After 30 January 2012, the Fast Track registration process will end and registration may take up to 90 days to complete, depending on the complexity of your application. You may not practise during this time.
Practising unregistered can incur a fine of up to $30,000 for individuals.
The Board and AHPRA have no discretion over these dates and there are no exceptions. The best way to keep practising is to make sure you renew by 30 November.
The annual renewal fee, late fee, and fast track application fees are set out in the schedule of fees.
Most provisional psychologists are not currently due to renew because the registration expiry date for psychologists with Provisional registration is not 30 November – instead it is determined case by case reflecting the date of initial application. You can check your registration expiry date by searching for yourself in the Register of Practitioners.
The National Law includes new obligations in relation to advertising by registered health practitioners. The Board, along with the other nine National Boards, has developed advertising guidelines that clarify its expectations of practitioners in this area. The guidelines are published on the Board’s website.
The Board expects practitioners to ensure that any advertising they undertake complies with the guidelines. This being the first year of the National Scheme, the Board has taken a largely educative approach to help practitioners understand the law and the new requirements set down in its advertising guidelines.
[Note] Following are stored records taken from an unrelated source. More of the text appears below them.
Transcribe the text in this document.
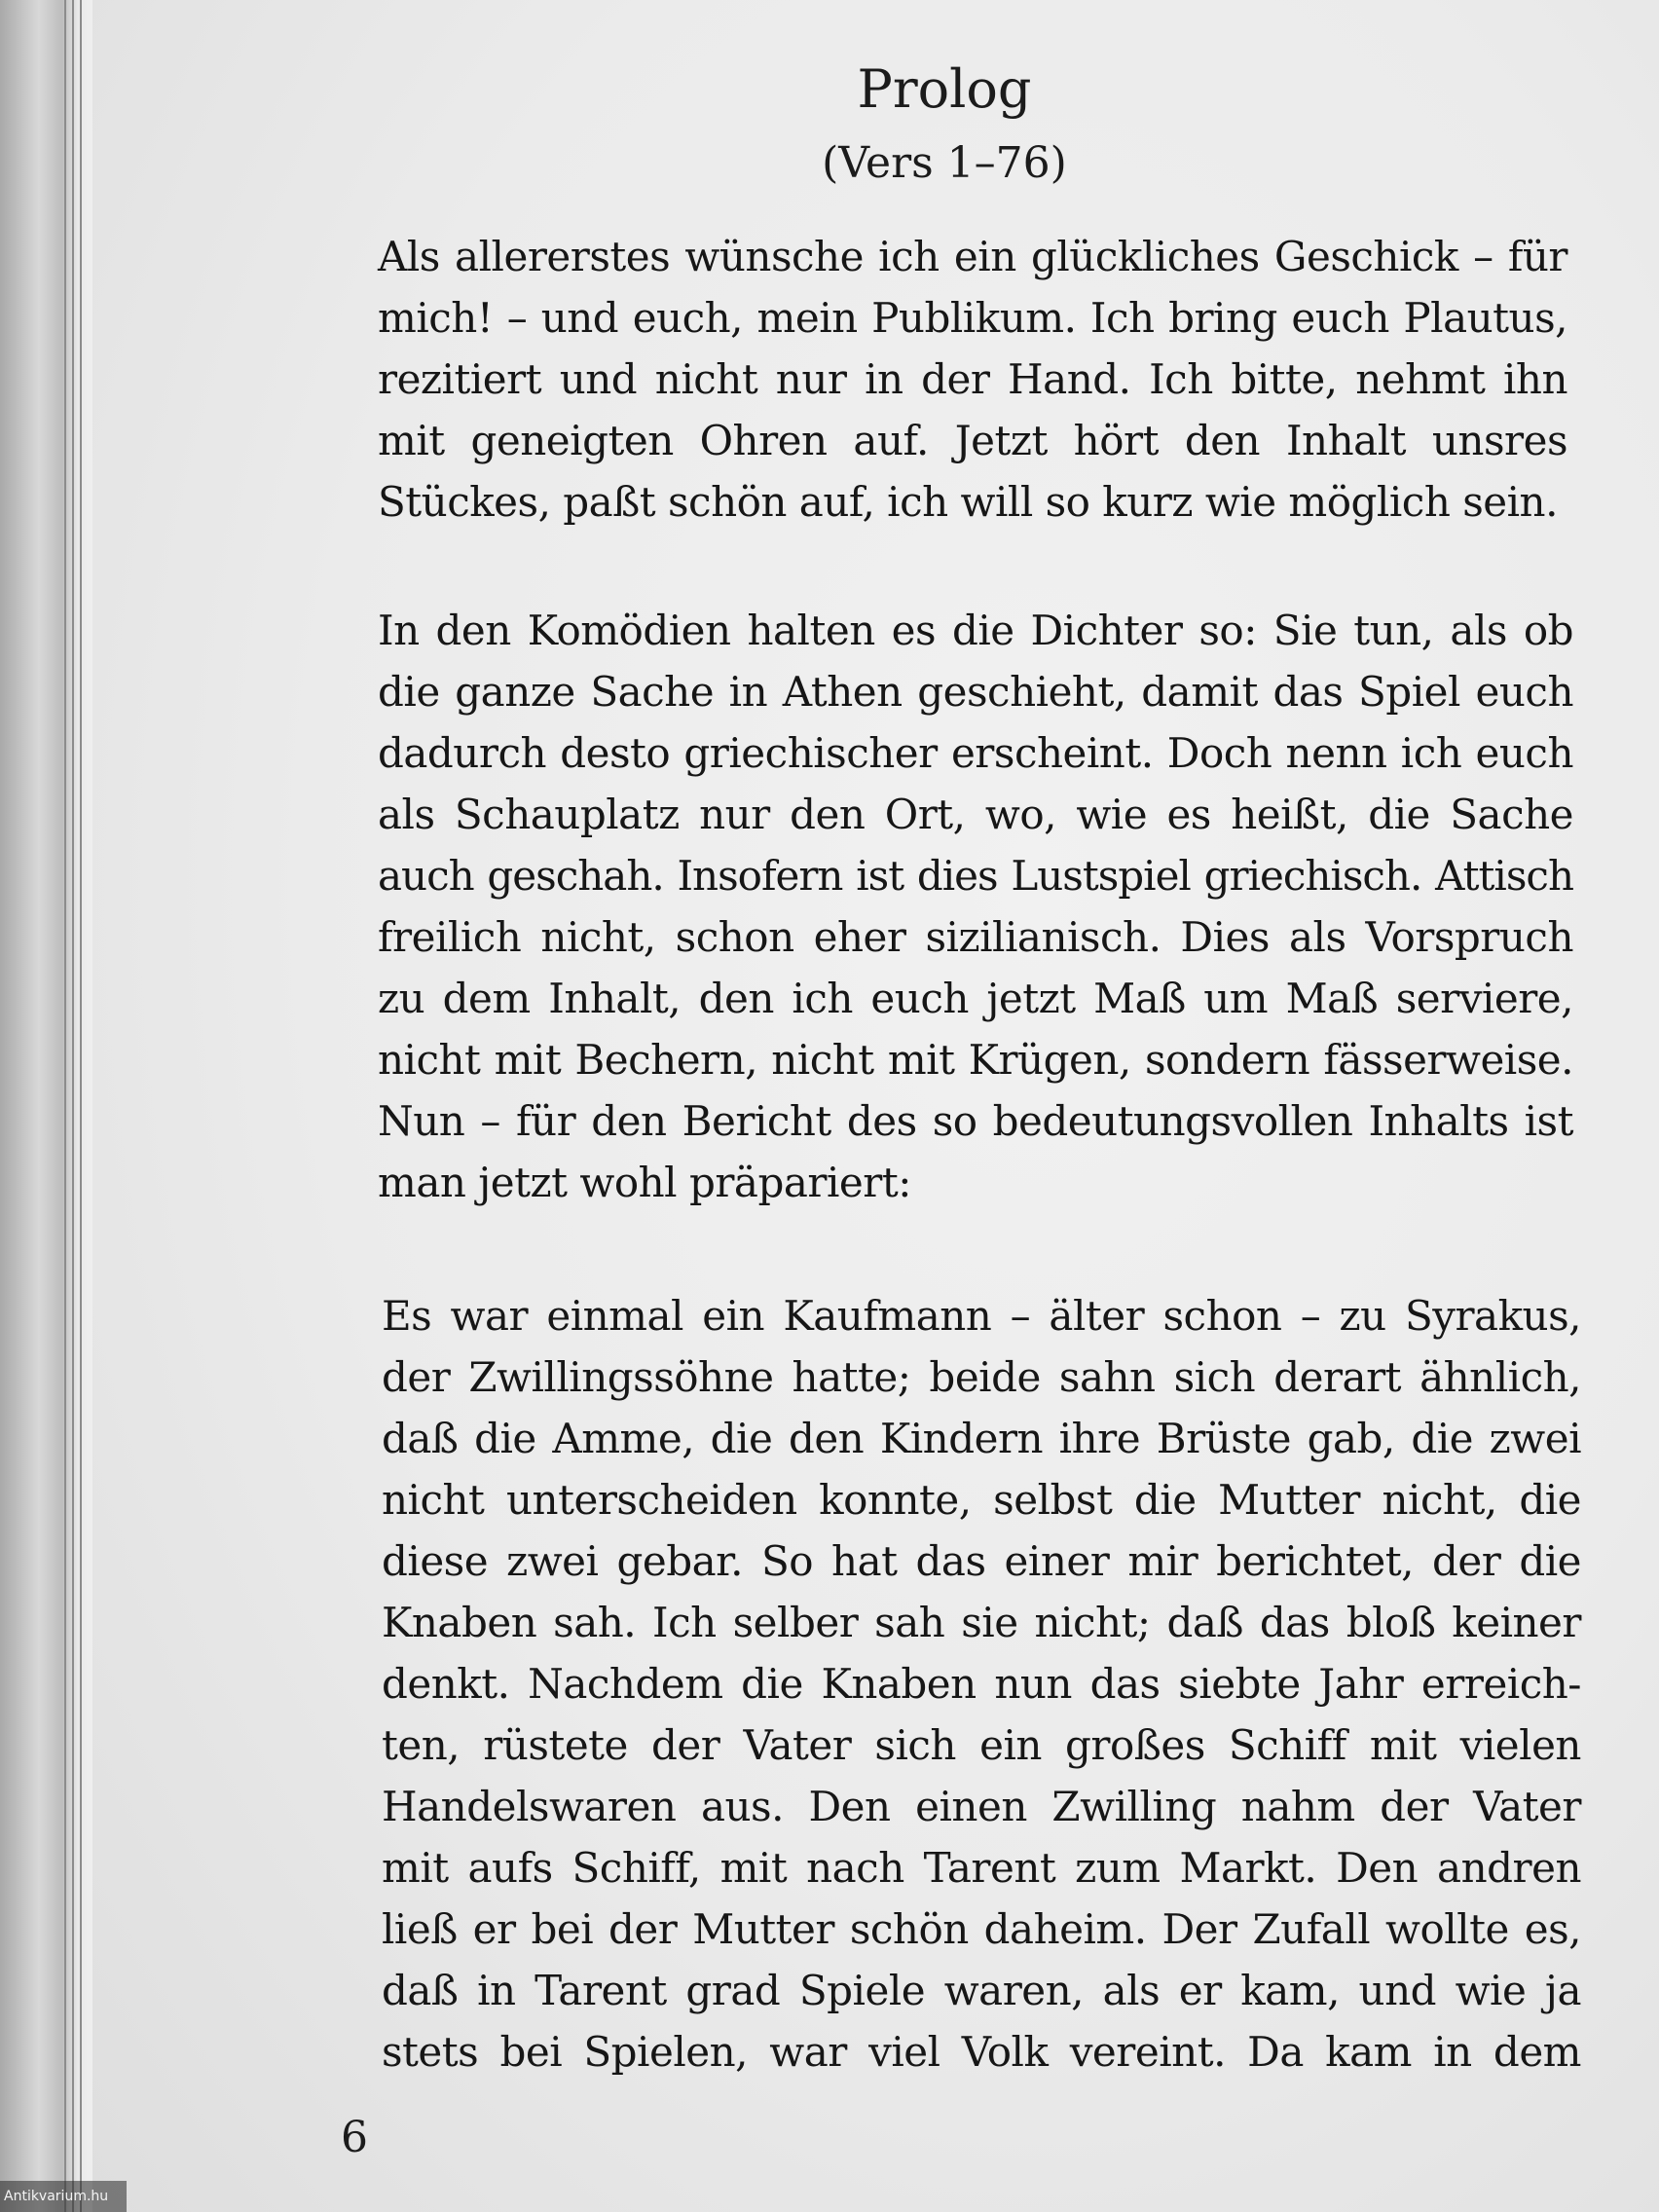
Prolog
(Vers 1–76)

Als allererstes wünsche ich ein glückliches Geschick – für
mich! – und euch, mein Publikum. Ich bring euch Plautus,
rezitiert und nicht nur in der Hand. Ich bitte, nehmt ihn
mit geneigten Ohren auf. Jetzt hört den Inhalt unsres
Stückes, paßt schön auf, ich will so kurz wie möglich sein.

In den Komödien halten es die Dichter so: Sie tun, als ob
die ganze Sache in Athen geschieht, damit das Spiel euch
dadurch desto griechischer erscheint. Doch nenn ich euch
als Schauplatz nur den Ort, wo, wie es heißt, die Sache
auch geschah. Insofern ist dies Lustspiel griechisch. Attisch
freilich nicht, schon eher sizilianisch. Dies als Vorspruch
zu dem Inhalt, den ich euch jetzt Maß um Maß serviere,
nicht mit Bechern, nicht mit Krügen, sondern fässerweise.
Nun – für den Bericht des so bedeutungsvollen Inhalts ist
man jetzt wohl präpariert:

Es war einmal ein Kaufmann – älter schon – zu Syrakus,
der Zwillingssöhne hatte; beide sahn sich derart ähnlich,
daß die Amme, die den Kindern ihre Brüste gab, die zwei
nicht unterscheiden konnte, selbst die Mutter nicht, die
diese zwei gebar. So hat das einer mir berichtet, der die
Knaben sah. Ich selber sah sie nicht; daß das bloß keiner
denkt. Nachdem die Knaben nun das siebte Jahr erreich-
ten, rüstete der Vater sich ein großes Schiff mit vielen
Handelswaren aus. Den einen Zwilling nahm der Vater
mit aufs Schiff, mit nach Tarent zum Markt. Den andren
ließ er bei der Mutter schön daheim. Der Zufall wollte es,
daß in Tarent grad Spiele waren, als er kam, und wie ja
stets bei Spielen, war viel Volk vereint. Da kam in dem

6
Antikvarium.hu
The coming year will see a more structured approach to addressing concerns about advertising. This will include an escalating series of warnings to practitioners, initially reminding them of their obligations about advertising and ultimately, possible prosecution for non-compliance with the Board’s standards. If a National Board deems that a practitioner’s failure to comply with a Board’s request warrants it, matters related to advertising can also be progressed through the conduct, health and performance pathways.
AHPRA will also be working with the Australian Competition and Consumer Commission (ACCC) to ensure the most appropriate investigation and prosecution of false and misleading advertising.
The role of the National Board is to protect the public. Anyone with concerns about their health practitioner, or advertising by health practitioners that does not appear to be in the public interest, should contact AHPRA. The Board relies on the public and members of the profession to bring their concerns to its attention, as advertising, particularly through web-based media, is growing and can be difficult to monitor.
It is important to note that neither Boards nor AHPRA review or vet specific advertising proposed by practitioners for compliance with advertising guidelines.